Qvt

Alphabet Workers Union : la création d’un syndicat provoque des remous chez Google

Par Philippe Guerrier | Le | Workspace

Plusieurs centaines d’employés de Google approuvent la création d’un syndicat pour négocier des sujets RH et « faire bouger les lignes » fixées par la direction. Une initiative qui détonne dans la sphère Tech de la Silicon Valley.

Alphabet Workers Union : une première tentative forte de créer un syndicat chez Google - © D.R.
Alphabet Workers Union : une première tentative forte de créer un syndicat chez Google - © D.R.

Aux Etats-Unis, la direction d’Alphabet, maison-mère de Google, devra désormais composer avec un syndicat de salariés. Alphabet Workers Union émerge « avec l’appui du Communications Workers of America (CWA) », du nom de la principale organisation syndicale dans les secteurs des télécoms et des médias.

Il se présente comme la première section syndicale ouverte à tous les employés d’Alphabet, quelles que soient leurs fonctions au sein des entités :

  • Google avec son moteur et sa batterie de services connexes comme la messagerie Gmail et sa division BtoB Google Cloud ;
  • la plateforme vidéos YouTube ;
  • Waymo pour la conduite autonome ;
  • Verily dans les sciences de la vie ;
  • Fitbit dans les objets connectés pour le suivi de l’activité sportive ;
  • Wing autour de la livraison de produits par drones.

L’effectif global, toutes branches confondues, s’élève à 118 899 employés à plein temps à fin 2019. Mais on passe à 260 000 travailleurs concernés si l’on considère l’écosystème global numérique avec les sociétés sous-traitantes de la galaxie Google.

Pour le démarrage, plus de 400 ingénieurs et autres catégories de profils professionnels affichent leur intention de rejoindre ou de soutenir Alphabet Workers Union, amorcé sous l’impulsion de deux ingénieurs de Google : Parul Koul et Chewy Shaw.

Appel pour de « réels changements »

Le nouveau syndicat qui émerge dans la Silicon Valley californienne, un type d’initiative rarissime et souvent étouffée, compte appeler à des « réels changements » dans la gestion RH d’Alphabet comme la classification pour les contrats de travail, les niveaux de salaires, les questions d’indemnités et les différences de traitement entre collaborateurs intérimaires et les employés à plein temps.
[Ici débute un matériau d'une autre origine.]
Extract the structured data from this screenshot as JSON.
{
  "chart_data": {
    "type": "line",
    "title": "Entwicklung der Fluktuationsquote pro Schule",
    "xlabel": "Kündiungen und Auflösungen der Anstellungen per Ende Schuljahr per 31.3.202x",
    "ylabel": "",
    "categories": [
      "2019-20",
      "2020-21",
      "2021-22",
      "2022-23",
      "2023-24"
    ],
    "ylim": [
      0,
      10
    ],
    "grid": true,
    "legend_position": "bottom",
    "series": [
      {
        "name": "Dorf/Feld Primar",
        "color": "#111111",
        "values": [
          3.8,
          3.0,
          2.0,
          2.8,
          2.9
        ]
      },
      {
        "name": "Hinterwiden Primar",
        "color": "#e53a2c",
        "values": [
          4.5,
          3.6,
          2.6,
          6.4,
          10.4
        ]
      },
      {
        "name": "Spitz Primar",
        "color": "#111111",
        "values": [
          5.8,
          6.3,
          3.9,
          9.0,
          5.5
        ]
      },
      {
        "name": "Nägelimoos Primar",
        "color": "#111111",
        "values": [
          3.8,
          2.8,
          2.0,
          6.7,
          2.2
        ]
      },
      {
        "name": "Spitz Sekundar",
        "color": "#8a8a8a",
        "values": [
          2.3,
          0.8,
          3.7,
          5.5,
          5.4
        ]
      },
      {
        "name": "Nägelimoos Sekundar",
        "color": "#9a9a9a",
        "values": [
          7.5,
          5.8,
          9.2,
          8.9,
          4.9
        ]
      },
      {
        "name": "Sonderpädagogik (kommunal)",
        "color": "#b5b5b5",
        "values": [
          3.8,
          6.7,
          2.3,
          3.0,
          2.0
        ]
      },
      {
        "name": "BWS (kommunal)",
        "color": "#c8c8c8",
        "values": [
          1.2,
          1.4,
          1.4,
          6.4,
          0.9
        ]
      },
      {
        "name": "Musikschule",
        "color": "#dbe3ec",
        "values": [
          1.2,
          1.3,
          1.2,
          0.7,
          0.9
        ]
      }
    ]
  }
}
« Tous les sujets relatifs à Google comme environnement de travail seront traités par le syndicat et ses membres », précise l’Alphabet Workers Union.
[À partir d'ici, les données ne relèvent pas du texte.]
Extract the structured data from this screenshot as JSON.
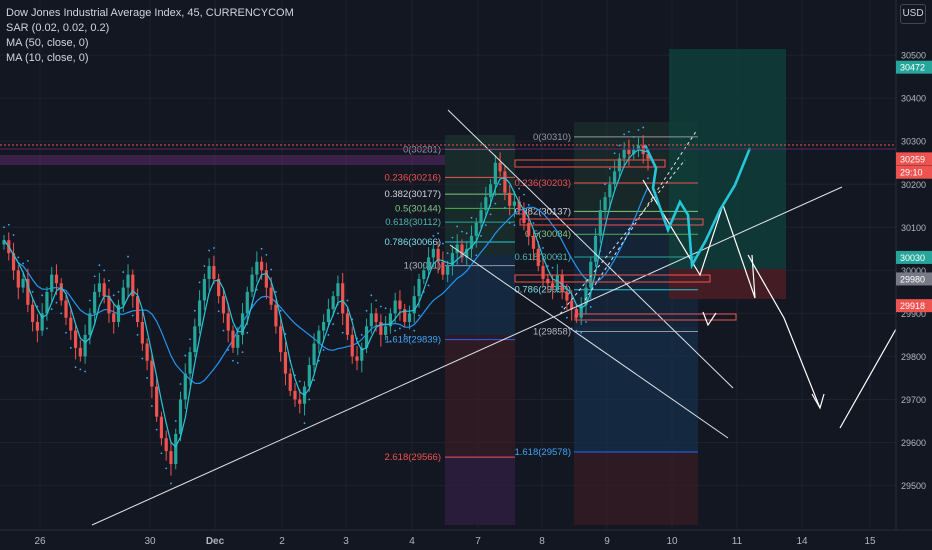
{
  "legend": {
    "title": "Dow Jones Industrial Average Index, 45, CURRENCYCOM",
    "sar": "SAR (0.02, 0.02, 0.2)",
    "ma50": "MA (50, close, 0)",
    "ma10": "MA (10, close, 0)"
  },
  "currency": "USD",
  "colors": {
    "background": "#131722",
    "up": "#26a69a",
    "down": "#ef5350",
    "ma50": "#2196f3",
    "ma10": "#26c6da",
    "sar": "#42a5f5",
    "drawing": "#e0e3eb",
    "forecast": "#26c6da"
  },
  "chart_data": {
    "type": "candlestick",
    "title": "Dow Jones Industrial Average Index, 45, CURRENCYCOM",
    "ylim": [
      29420,
      30570
    ],
    "y_ticks": [
      29500,
      29600,
      29700,
      29800,
      29900,
      30000,
      30100,
      30200,
      30300,
      30400,
      30500
    ],
    "x_ticks": [
      "26",
      "30",
      "Dec",
      "2",
      "3",
      "4",
      "7",
      "8",
      "9",
      "10",
      "11",
      "14",
      "15"
    ],
    "price_labels": [
      {
        "value": 30472,
        "text": "30472",
        "color": "#26a69a"
      },
      {
        "value": 30259,
        "text": "30259",
        "color": "#ef5350"
      },
      {
        "value": 30228,
        "text": "29:10",
        "color": "#ef5350"
      },
      {
        "value": 30030,
        "text": "30030",
        "color": "#26a69a"
      },
      {
        "value": 29980,
        "text": "29980",
        "color": "#787b86"
      },
      {
        "value": 29918,
        "text": "29918",
        "color": "#ef5350"
      }
    ],
    "closes": [
      30070,
      30040,
      30000,
      29960,
      29980,
      29920,
      29880,
      29860,
      29900,
      29950,
      29990,
      29970,
      29930,
      29890,
      29860,
      29820,
      29800,
      29850,
      29900,
      29950,
      29970,
      29940,
      29900,
      29880,
      29920,
      29960,
      29990,
      29940,
      29880,
      29830,
      29790,
      29730,
      29660,
      29610,
      29580,
      29550,
      29620,
      29700,
      29760,
      29810,
      29870,
      29930,
      29980,
      30010,
      29980,
      29940,
      29900,
      29860,
      29820,
      29850,
      29900,
      29950,
      29990,
      30020,
      30000,
      29960,
      29920,
      29870,
      29810,
      29760,
      29720,
      29700,
      29690,
      29730,
      29780,
      29830,
      29860,
      29880,
      29910,
      29940,
      29970,
      29900,
      29850,
      29800,
      29790,
      29820,
      29870,
      29900,
      29880,
      29850,
      29870,
      29900,
      29930,
      29910,
      29880,
      29900,
      29940,
      29980,
      30000,
      30030,
      30050,
      30020,
      29990,
      30010,
      30040,
      30060,
      30030,
      30050,
      30080,
      30110,
      30140,
      30170,
      30200,
      30250,
      30230,
      30180,
      30150,
      30160,
      30140,
      30110,
      30080,
      30050,
      30010,
      29980,
      29970,
      29960,
      29990,
      29950,
      29930,
      29910,
      29890,
      29920,
      29960,
      30020,
      30080,
      30140,
      30170,
      30200,
      30230,
      30260,
      30280,
      30270,
      30280,
      30290,
      30270,
      30259
    ],
    "fibonacci_retracements": [
      {
        "level": "0",
        "price": 30281,
        "text": "0(30281)"
      },
      {
        "level": "0.236",
        "price": 30216,
        "text": "0.236(30216)"
      },
      {
        "level": "0.382",
        "price": 30177,
        "text": "0.382(30177)"
      },
      {
        "level": "0.5",
        "price": 30144,
        "text": "0.5(30144)"
      },
      {
        "level": "0.618",
        "price": 30112,
        "text": "0.618(30112)"
      },
      {
        "level": "0.786",
        "price": 30066,
        "text": "0.786(30066)"
      },
      {
        "level": "1",
        "price": 30011,
        "text": "1(30011)"
      },
      {
        "level": "1.618",
        "price": 29839,
        "text": "1.618(29839)"
      },
      {
        "level": "2.618",
        "price": 29566,
        "text": "2.618(29566)"
      }
    ],
    "fibonacci_retracements_2": [
      {
        "level": "0",
        "price": 30310,
        "text": "0(30310)"
      },
      {
        "level": "0.236",
        "price": 30203,
        "text": "0.236(30203)"
      },
      {
        "level": "0.382",
        "price": 30137,
        "text": "0.382(30137)"
      },
      {
        "level": "0.5",
        "price": 30084,
        "text": "0.5(30084)"
      },
      {
        "level": "0.618",
        "price": 30031,
        "text": "0.618(30031)"
      },
      {
        "level": "0.786",
        "price": 29955,
        "text": "0.786(29955)"
      },
      {
        "level": "1",
        "price": 29858,
        "text": "1(29858)"
      },
      {
        "level": "1.618",
        "price": 29578,
        "text": "1.618(29578)"
      }
    ]
  }
}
Au-delà de la gestion classique des RH, une partie des salariés de Google conteste des décisions prises par la direction du puissant groupe numérique de la Silicon Valley, notamment :

  • des indemnités sur fond de licenciements accordées à deux managers accusés de harcèlement sexuel en 2018 (un épisode qui avait abouti à des mouvements de protestations dans les branches de Google dans le monde avec des dizaines de milliers de collaborateurs mobilisés) ;
  • la signature de contrats technologiques avec l’armée américaine qui pose des soucis d’éthique ;
  • le renvoi, survenu fin 2020, pour des motifs flous de Timnit Gebru, une chercheuse experte en IA, qui dénonçait l’usage d’algorithmes aboutissant à des biais dans la reconnaissance faciale en fonction de la couleur de peau des personnes ou favorisant la propagation de messages de haine.

Tentative de torpiller l’action syndicale

La tension est palpable sur fond d’activisme syndical. « Les travailleurs qui se sont fédérés pour stopper ces dérives ont fait l’objet de tentatives d’intimidation ou de procédures abusives de licenciements », selon l’Alphabet Workers Union. « Au lieu d’entendre les travailleurs, Google a engagé IRI Consultants, un cabinet de lobbying visant à torpiller les tentatives de fédération syndicale », argue-t-il.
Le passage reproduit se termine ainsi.